Hinata menggeleng. Sungguh, sebenarnya Hinata hanya ingin melaporkan keadaannya kepada Hiashi dan biarlah Hiashi yang menentukan akan memihak kemana. Kalau ditanya seperti ini, jelas saja Hinata diam. Dia tidak tahu apa-apa tentang militer, strategi perang, aliansi dan lain-lainnya, jadi bungkam adalah jawaban yang terbaik yang bisa Hinata berikan.

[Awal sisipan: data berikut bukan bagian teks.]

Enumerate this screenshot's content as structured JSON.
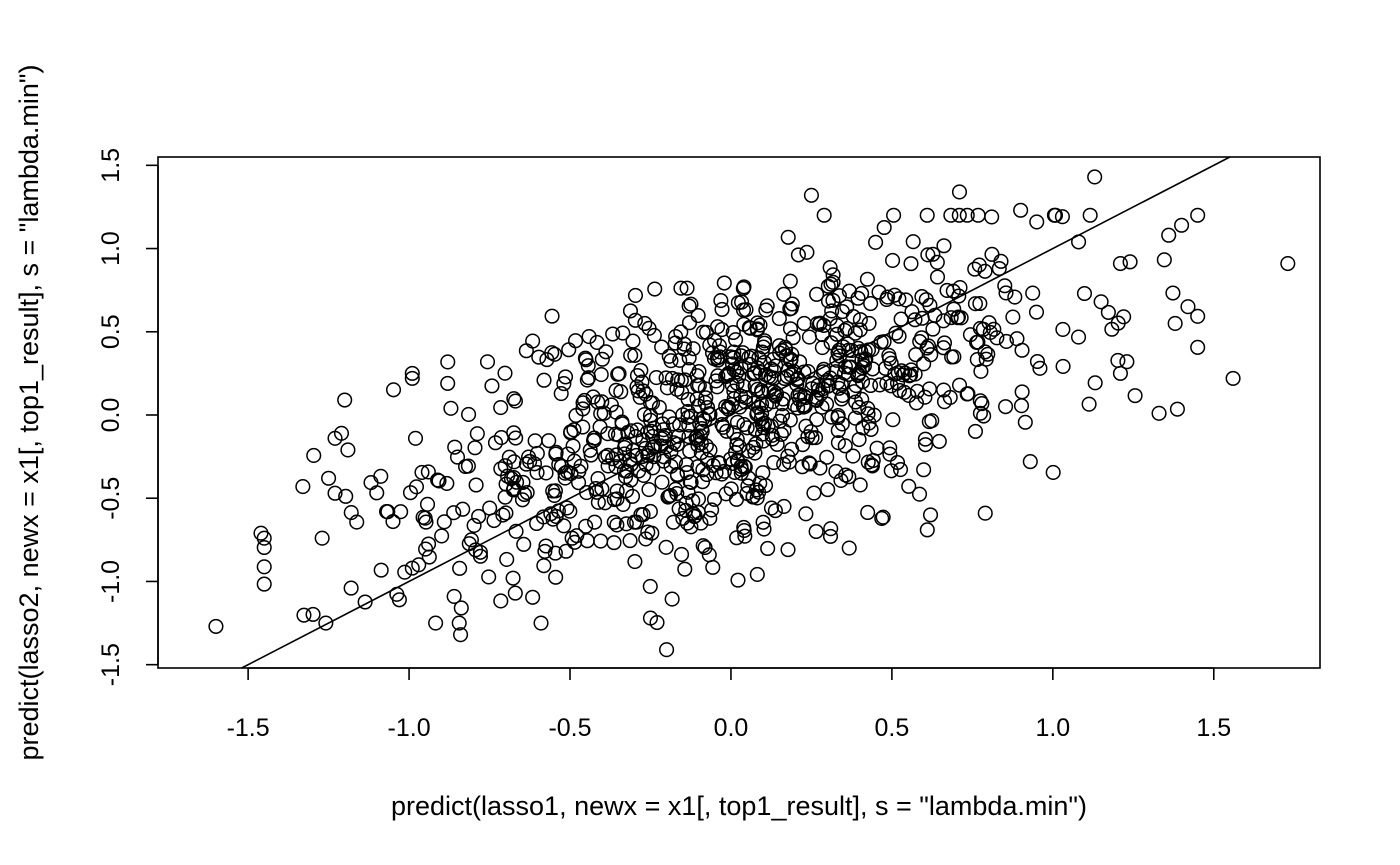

"Kau tidak bisa jawab? Apa memang kau ingin berpihak Sunagakure? Maka dari itu kau memata-mataiku?" Kali ini Sasuke berbicara dengan nada berat yang seakan mengoyak hati Hinata. Sebenarnya kalau boleh jujur tentu saja Hinata lebih memilih untuk memihak pada Konohagakure, apalagi entah sejak kapan, hati Hinata sedikit tertambat dengan pemimpin negara tersebut walau tentu saja Hinata sudah berulang kali meruntuki kebodohannya karena sudah jatuh hati pada cassanova kelas 1 yang berbahaya.

"Su-sungguh aku tidak tahu, Uchiha-sama." Ucap Hinata takut-takut membalas rentetan pertanyaan Sasuke. "I-ini semua diluar kehendakku. Yang berhak memutuskannya adalah ayahku. Jadi-"

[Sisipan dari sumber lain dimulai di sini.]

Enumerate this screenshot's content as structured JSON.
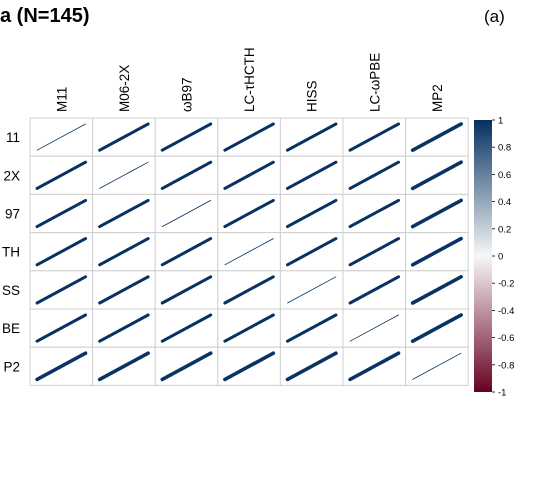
{
  "title": "a (N=145)",
  "panel_label": "(a)",
  "chart_data": {
    "type": "heatmap",
    "style": "ellipse correlation matrix",
    "columns": [
      "M11",
      "M06-2X",
      "ωB97",
      "LC-τHCTH",
      "HISS",
      "LC-ωPBE",
      "MP2"
    ],
    "rows": [
      "11",
      "2X",
      "97",
      "TH",
      "SS",
      "BE",
      "P2"
    ],
    "values": [
      [
        1.0,
        0.99,
        0.99,
        0.99,
        0.99,
        0.99,
        0.985
      ],
      [
        0.99,
        1.0,
        0.99,
        0.99,
        0.99,
        0.99,
        0.985
      ],
      [
        0.99,
        0.99,
        1.0,
        0.99,
        0.99,
        0.99,
        0.985
      ],
      [
        0.99,
        0.99,
        0.99,
        1.0,
        0.99,
        0.99,
        0.985
      ],
      [
        0.99,
        0.99,
        0.99,
        0.99,
        1.0,
        0.99,
        0.985
      ],
      [
        0.99,
        0.99,
        0.99,
        0.99,
        0.99,
        1.0,
        0.985
      ],
      [
        0.985,
        0.985,
        0.985,
        0.985,
        0.985,
        0.985,
        1.0
      ]
    ],
    "colorbar": {
      "range": [
        -1,
        1
      ],
      "ticks": [
        "1",
        "0.8",
        "0.6",
        "0.4",
        "0.2",
        "0",
        "-0.2",
        "-0.4",
        "-0.6",
        "-0.8",
        "-1"
      ],
      "color_positive": "#053061",
      "color_mid": "#f7f7f7",
      "color_negative": "#67001f"
    },
    "grid": true
  }
}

"Cukup!" Dengan suara lantang Sasuke menyela perkataan Hinata, membuat Hinata semakin meringkuk ketakutan memeluk kakinya sendiri. "Apa kau lupa perjanjian yang kita buat?"

"Per-perjanjian?" Tanya Hinata terbata-bata. Sungguh, Hinata lupa akan apa yang pernah dia janjikan pada Sasuke.

"Bukankah kau berjanji untuk mengikuti apapun kemauanku saat kalah bermain shogi? Kau lupa?"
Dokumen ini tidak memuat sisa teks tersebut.